The same is true when we look at our beliefs. Some may have a tough time viewing faith as nonsense, but the familiarity of our faith may blind us to its obvious absurdities. When we hear that faith is nonsense, it is natural to take exception or at least to be offended, but try looking at faith as if you are seeing it for the first time, like a tourist. To save the world a man builds a big boat in the desert. Angels talk to humans. God’s Son returns on clouds. Is it possible that these have become so familiar to us that their absurdity is no longer evident? But our resistance is understandable. Questioning our faith seems to ridicule the world we built our lives on, one that was formed by people we love and respect. Recounting the absurdities of our faith forces us to realize that in its purest form Christianity does not conform to human logic. Over the centuries these absurd details could have been edited and cleaned up to fit within the bounds of reason, but they haven’t.

Only in the last few hundred years have the faithful felt compelled to make sense of Christianity. So we resist acknowledging the nonsense of Christianity. If we agree that Christianity doesn’t make sense, we fear it will lose validity—revealing that Christianity is wrong. But what I hope to investigate in this book is that perhaps the absurdity of faith is the only way to validate it conclusively. If we are looking for something that proves our faith, logic or reason won’t do it. Ironically, it is the fact that our faith is so strange that makes it so logically compelling.

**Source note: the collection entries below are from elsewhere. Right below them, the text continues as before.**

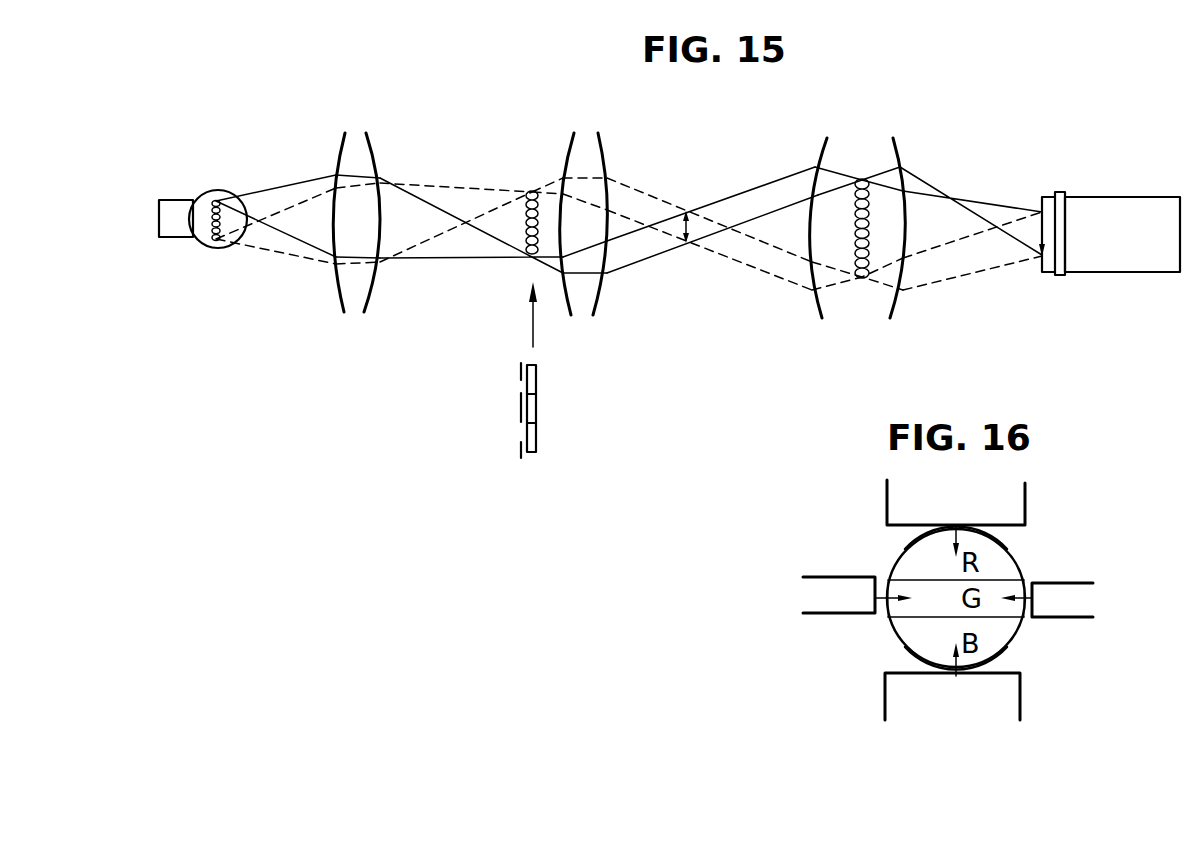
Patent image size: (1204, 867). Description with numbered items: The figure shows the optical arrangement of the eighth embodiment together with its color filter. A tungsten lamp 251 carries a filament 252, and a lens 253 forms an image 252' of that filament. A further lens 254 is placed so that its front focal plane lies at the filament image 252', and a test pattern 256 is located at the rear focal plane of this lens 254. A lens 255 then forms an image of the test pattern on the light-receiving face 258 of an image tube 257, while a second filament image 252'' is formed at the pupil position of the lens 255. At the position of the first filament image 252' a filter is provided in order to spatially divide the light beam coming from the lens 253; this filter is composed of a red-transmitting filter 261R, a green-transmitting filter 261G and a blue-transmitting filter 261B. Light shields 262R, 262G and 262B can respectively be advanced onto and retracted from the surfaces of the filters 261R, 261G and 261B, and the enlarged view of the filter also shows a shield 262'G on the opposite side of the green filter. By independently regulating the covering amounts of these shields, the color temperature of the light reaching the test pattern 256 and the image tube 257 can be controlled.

In FIG. 15, the tungsten lamp 251 is at (174, 210).
In FIG. 15, the filament 252 is at (220, 189).
In FIG. 15, the image of filament 252' is at (505, 196).
In FIG. 15, the image of filament 252'' is at (867, 263).
In FIG. 15, the lens 253 is at (357, 135).
In FIG. 15, the lens 254 is at (586, 148).
In FIG. 15, the lens 255 is at (856, 160).
In FIG. 15, the test pattern 256 is at (686, 209).
In FIG. 15, the image tube 257 is at (1115, 213).
In FIG. 15, the light-receiving face 258 is at (1036, 228).
In FIG. 15, the red-transmitting filter 261R is at (537, 379).
In FIG. 16, the red-transmitting filter 261R is at (990, 556).
In FIG. 15, the green-transmitting filter 261G is at (537, 409).
In FIG. 16, the green-transmitting filter 261G is at (1013, 608).
In FIG. 15, the blue-transmitting filter 261B is at (537, 440).
In FIG. 16, the blue-transmitting filter 261B is at (1000, 630).
In FIG. 15, the light shield 262R is at (521, 370).
In FIG. 16, the light shield 262R is at (1002, 503).
In FIG. 15, the light shield 262G is at (521, 408).
In FIG. 16, the light shield 262G is at (1072, 594).
In FIG. 15, the light shield 262B is at (521, 450).
In FIG. 16, the light shield 262B is at (1007, 701).
In FIG. 16, the green light stop (opposite side) 262'G is at (831, 560).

So let’s look at Christianity with the same objectivity we would use to understand Haitian voodoo. Let’s try to imagine what Christianity would look like if we had never been to church, never read the Bible or prayed. Imagine the difficulty of understanding ideas like grace (love your enemies) or the atonement (God handed his Son over to die for us). As we step into this sometimes uncomfortable exercise, remember that the more it seems contrary to reason, the more it bears the imprint of something wholly Other.

At our first tourist stop we will visit a church and examine Christian practices. The church and its worship are very strange phenomena. Where else do people (some of them complete strangers to one another) sing songs, read stories from an ancient book and listen to a speech on how to live? Some churches feature robes and rituals; others, T-shirts and a rock band. Most churches feature a cross—a symbol of an ancient execution. Strange. Bread (or wafers) and wine (or grape juice) are distributed to people as the body and blood of someone who died over two thousand years ago. The songs, rituals and symbols on a Sunday morning all refer to events thousands of years in the past. The point of the morning is to worship someone or something unseen and unheard by most. At the conclusion of the time together, someone passes a plate or a basket to collect money. If this were your first time seeing all of this, it may look to you like an elaborate scam.